SHIMIZU v. KURTZ.
KURTZ v. SHIMIZU et al.
BURKE v. KURTZ.
This is an appeal from a judgment for damages resulting from a collision between two motor vehicles at about eight o'clock on the evening of May 20, 1939, on Highway No. 99, in Kern county.
B.T. Shimizu was the owner of a Ford V8 truck which, with its load of vegetables, was being driven by Bill Burke southerly on Highway No. 99. About 17 miles south of Bakersfield it ran into the rear of a model T Ford, on which was mounted an orchard spraying rig which belonged to I.A. Kurtz and John Clark, and which was being driven southerly on the highway by Clark.
The action was started with the complaint filed by Shimizu against Clark and Kurtz to recover his property damage and for loss of the use of his truck. Clark and Kurtz countered with a cross-complaint against Shimizu and Burke, who was brought in as a cross-defendant. Burke replied with another cross-complaint for personal injuries. Clark died before the trial and the action was abated as to him. Shimizu recovered judgment against Kurtz for $507.13 and Burke recovered judgment against him for $25.
Kurtz argues that the findings of negligence on the part of Clark and of no contributory negligence on the part of Burke are contrary to the evidence.
At the point of the accident the highway has four lanes, two for northbound traffic and two for southbound traffic, separated by a level strip of land about 30 feet wide.
Two members of the California Highway Patrol stopped Clark when he was about one-half mile north of the point of the accident.
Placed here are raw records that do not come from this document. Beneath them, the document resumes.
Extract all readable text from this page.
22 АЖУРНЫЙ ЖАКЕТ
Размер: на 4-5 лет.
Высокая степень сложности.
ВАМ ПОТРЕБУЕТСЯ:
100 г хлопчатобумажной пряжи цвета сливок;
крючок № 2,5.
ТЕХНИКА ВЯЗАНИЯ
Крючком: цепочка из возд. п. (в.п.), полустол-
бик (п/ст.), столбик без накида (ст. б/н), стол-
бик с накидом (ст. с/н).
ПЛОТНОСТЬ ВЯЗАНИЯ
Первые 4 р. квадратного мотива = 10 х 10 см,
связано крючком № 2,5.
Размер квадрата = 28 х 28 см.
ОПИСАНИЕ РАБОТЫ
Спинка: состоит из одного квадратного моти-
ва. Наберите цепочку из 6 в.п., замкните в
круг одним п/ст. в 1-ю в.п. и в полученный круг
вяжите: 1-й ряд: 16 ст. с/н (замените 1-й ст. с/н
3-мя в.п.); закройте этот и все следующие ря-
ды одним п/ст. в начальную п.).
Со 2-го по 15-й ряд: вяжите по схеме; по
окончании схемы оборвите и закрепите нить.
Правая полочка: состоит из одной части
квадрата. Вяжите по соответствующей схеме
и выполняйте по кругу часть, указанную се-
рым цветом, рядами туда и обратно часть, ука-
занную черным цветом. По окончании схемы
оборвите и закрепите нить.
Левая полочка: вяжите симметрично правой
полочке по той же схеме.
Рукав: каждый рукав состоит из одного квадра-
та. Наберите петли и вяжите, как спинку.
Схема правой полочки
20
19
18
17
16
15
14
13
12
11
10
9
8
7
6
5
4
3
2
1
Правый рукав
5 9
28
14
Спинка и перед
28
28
They informed him that the taillight and the headlights on the model T Ford were rather dim; that the taillight did not conform to the law as it could not be seen from a distance of 500 feet to the rear. Secs. 621 and 624, Vehicle Code, St.1935, pp. 202, 204. One of the officers advised Clark to either fix the taillight or pull off the road and go to bed. He did neither. He continued on his way.
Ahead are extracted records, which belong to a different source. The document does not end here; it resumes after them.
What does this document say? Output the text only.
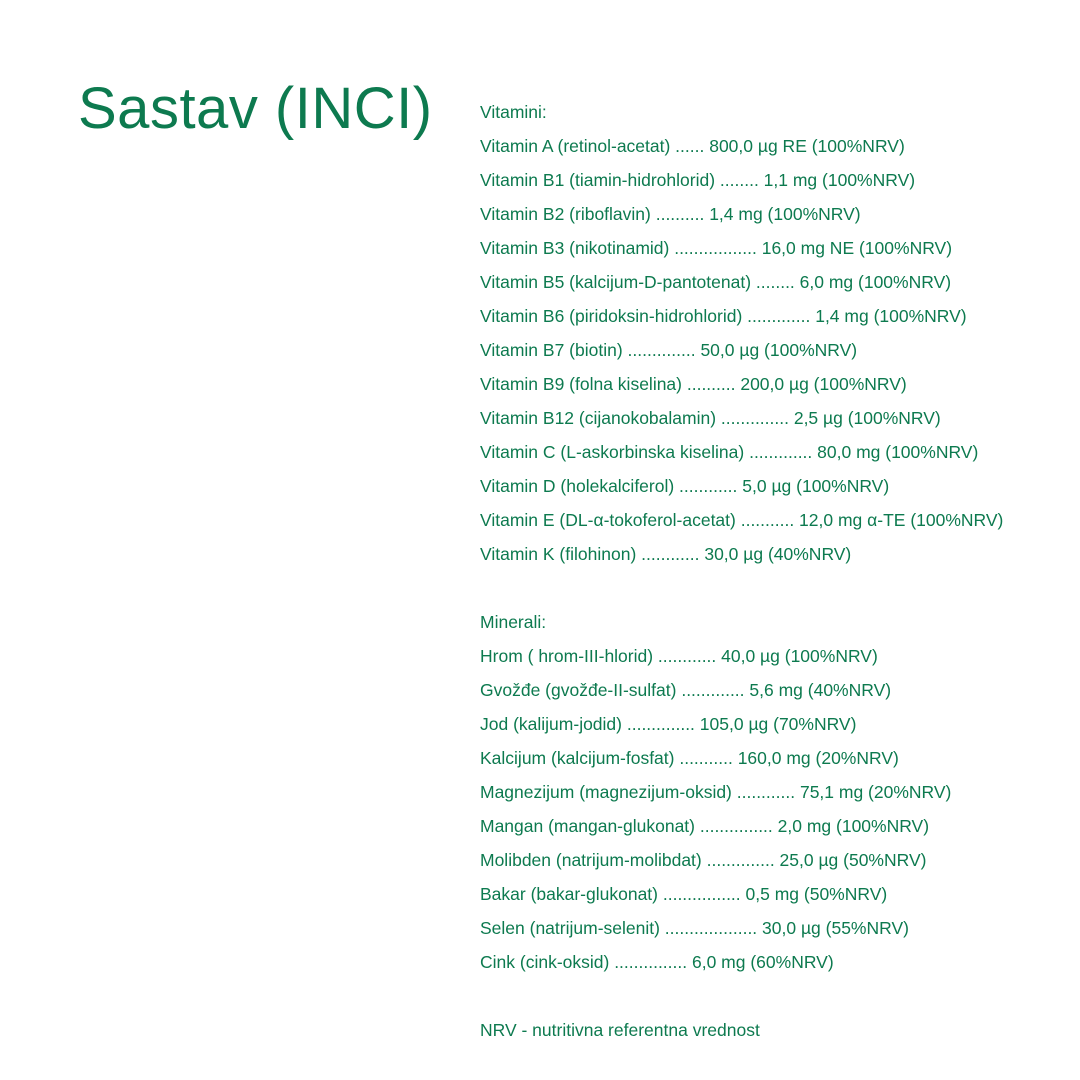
Sastav (INCI)	Vitamini:
Vitamin A (retinol-acetat) ...... 800,0 µg RE (100%NRV)
Vitamin B1 (tiamin-hidrohlorid) ........ 1,1 mg (100%NRV)
Vitamin B2 (riboflavin) .......... 1,4 mg (100%NRV)
Vitamin B3 (nikotinamid) ................. 16,0 mg NE (100%NRV)
Vitamin B5 (kalcijum-D-pantotenat) ........ 6,0 mg (100%NRV)
Vitamin B6 (piridoksin-hidrohlorid) ............. 1,4 mg (100%NRV)
Vitamin B7 (biotin) .............. 50,0 µg (100%NRV)
Vitamin B9 (folna kiselina) .......... 200,0 µg (100%NRV)
Vitamin B12 (cijanokobalamin) .............. 2,5 µg (100%NRV)
Vitamin C (L-askorbinska kiselina) ............. 80,0 mg (100%NRV)
Vitamin D (holekalciferol) ............ 5,0 µg (100%NRV)
Vitamin E (DL-α-tokoferol-acetat) ........... 12,0 mg α-TE (100%NRV)
Vitamin K (filohinon) ............ 30,0 µg (40%NRV)
Minerali:
Hrom ( hrom-III-hlorid) ............ 40,0 µg (100%NRV)
Gvožđe (gvožđe-II-sulfat) ............. 5,6 mg (40%NRV)
Jod (kalijum-jodid) .............. 105,0 µg (70%NRV)
Kalcijum (kalcijum-fosfat) ........... 160,0 mg (20%NRV)
Magnezijum (magnezijum-oksid) ............ 75,1 mg (20%NRV)
Mangan (mangan-glukonat) ............... 2,0 mg (100%NRV)
Molibden (natrijum-molibdat) .............. 25,0 µg (50%NRV)
Bakar (bakar-glukonat) ................ 0,5 mg (50%NRV)
Selen (natrijum-selenit) ................... 30,0 µg (55%NRV)
Cink (cink-oksid) ............... 6,0 mg (60%NRV)
NRV - nutritivna referentna vrednost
Burke testified that he was driving his truck southerly at about 43 miles per hour in the right traffic lane; that its headlights were illuminated and in good order; that the model T Ford had no lights; that he did not see it until he was right on top of it; that he swerved his truck to his left but could not avoid hitting it.
The argument that this evidence shows no negligence on the part of Clark is without merit. It is clear that the lights on the model T Ford were either not illuminated or that they did not conform to the requirements of the Vehicle Code, which of itself is negligence. The trial judge found this was the proximate cause of the accident. This was a question of fact for the trial judge. He having resolved that question in favor of Shimizu and Burke, and as the evidence supports the finding, it is final here.
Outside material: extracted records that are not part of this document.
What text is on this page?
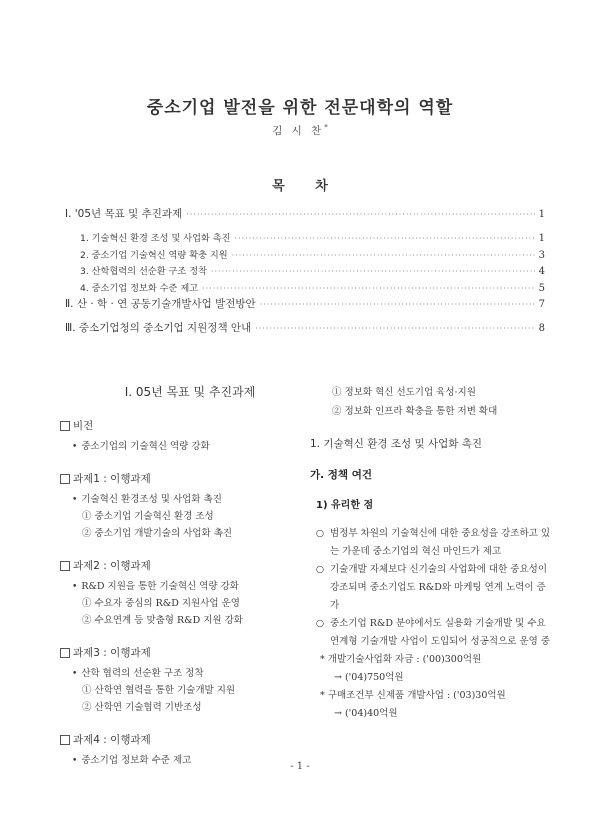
중소기업 발전을 위한 전문대학의 역할
김 시 찬*
목 차
Ⅰ. '05년 목표 및 추진과제 ·····	1
1. 기술혁신 환경 조성 및 사업화 촉진 ·····	1
2. 중소기업 기술혁신 역량 확충 지원 ·····	3
3. 산학협력의 선순환 구조 정착 ·····	4
4. 중소기업 정보화 수준 제고 ·····	5
Ⅱ. 산 · 학 · 연 공동기술개발사업 발전방안 ·····	7
Ⅲ. 중소기업청의 중소기업 지원정책 안내 ·····	8
Ⅰ. 05년 목표 및 추진과제
비전
• 중소기업의 기술혁신 역량 강화
과제1 : 이행과제
• 기술혁신 환경조성 및 사업화 촉진
① 중소기업 기술혁신 환경 조성
② 중소기업 개발기술의 사업화 촉진
과제2 : 이행과제
• R&D 지원을 통한 기술혁신 역량 강화
① 수요자 중심의 R&D 지원사업 운영
② 수요연계 등 맞춤형 R&D 지원 강화
과제3 : 이행과제
• 산학 협력의 선순환 구조 정착
① 산학연 협력을 통한 기술개발 지원
② 산학연 기술협력 기반조성
과제4 : 이행과제
• 중소기업 정보화 수준 제고
① 정보화 혁신 선도기업 육성·지원
② 정보화 인프라 확충을 통한 저변 확대
1. 기술혁신 환경 조성 및 사업화 촉진
가. 정책 여건
1) 유리한 점
○ 범정부 차원의 기술혁신에 대한 중요성을 강조하고 있는 가운데 중소기업의 혁신 마인드가 제고
○ 기술개발 자체보다 신기술의 사업화에 대한 중요성이 강조되며 중소기업도 R&D와 마케팅 연계 노력이 증가
○ 중소기업 R&D 분야에서도 실용화 기술개발 및 수요 연계형 기술개발 사업이 도입되어 성공적으로 운영 중
* 개발기술사업화 자금 : ('00)300억원
→ ('04)750억원
* 구매조건부 신제품 개발사업 : ('03)30억원
→ ('04)40억원
- 1 -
Kurtz also argues that Burke was guilty of contributory negligence in failing to see the model T Ford in sufficient time to have avoided the collision. This presents another question of fact addressed to the trial judge who found that there was no contributory negligence. There being evidence to support that finding we cannot disturb it here.
The judgment is affirmed.
We concur: BARNARD, P.J.; GRIFFIN, J.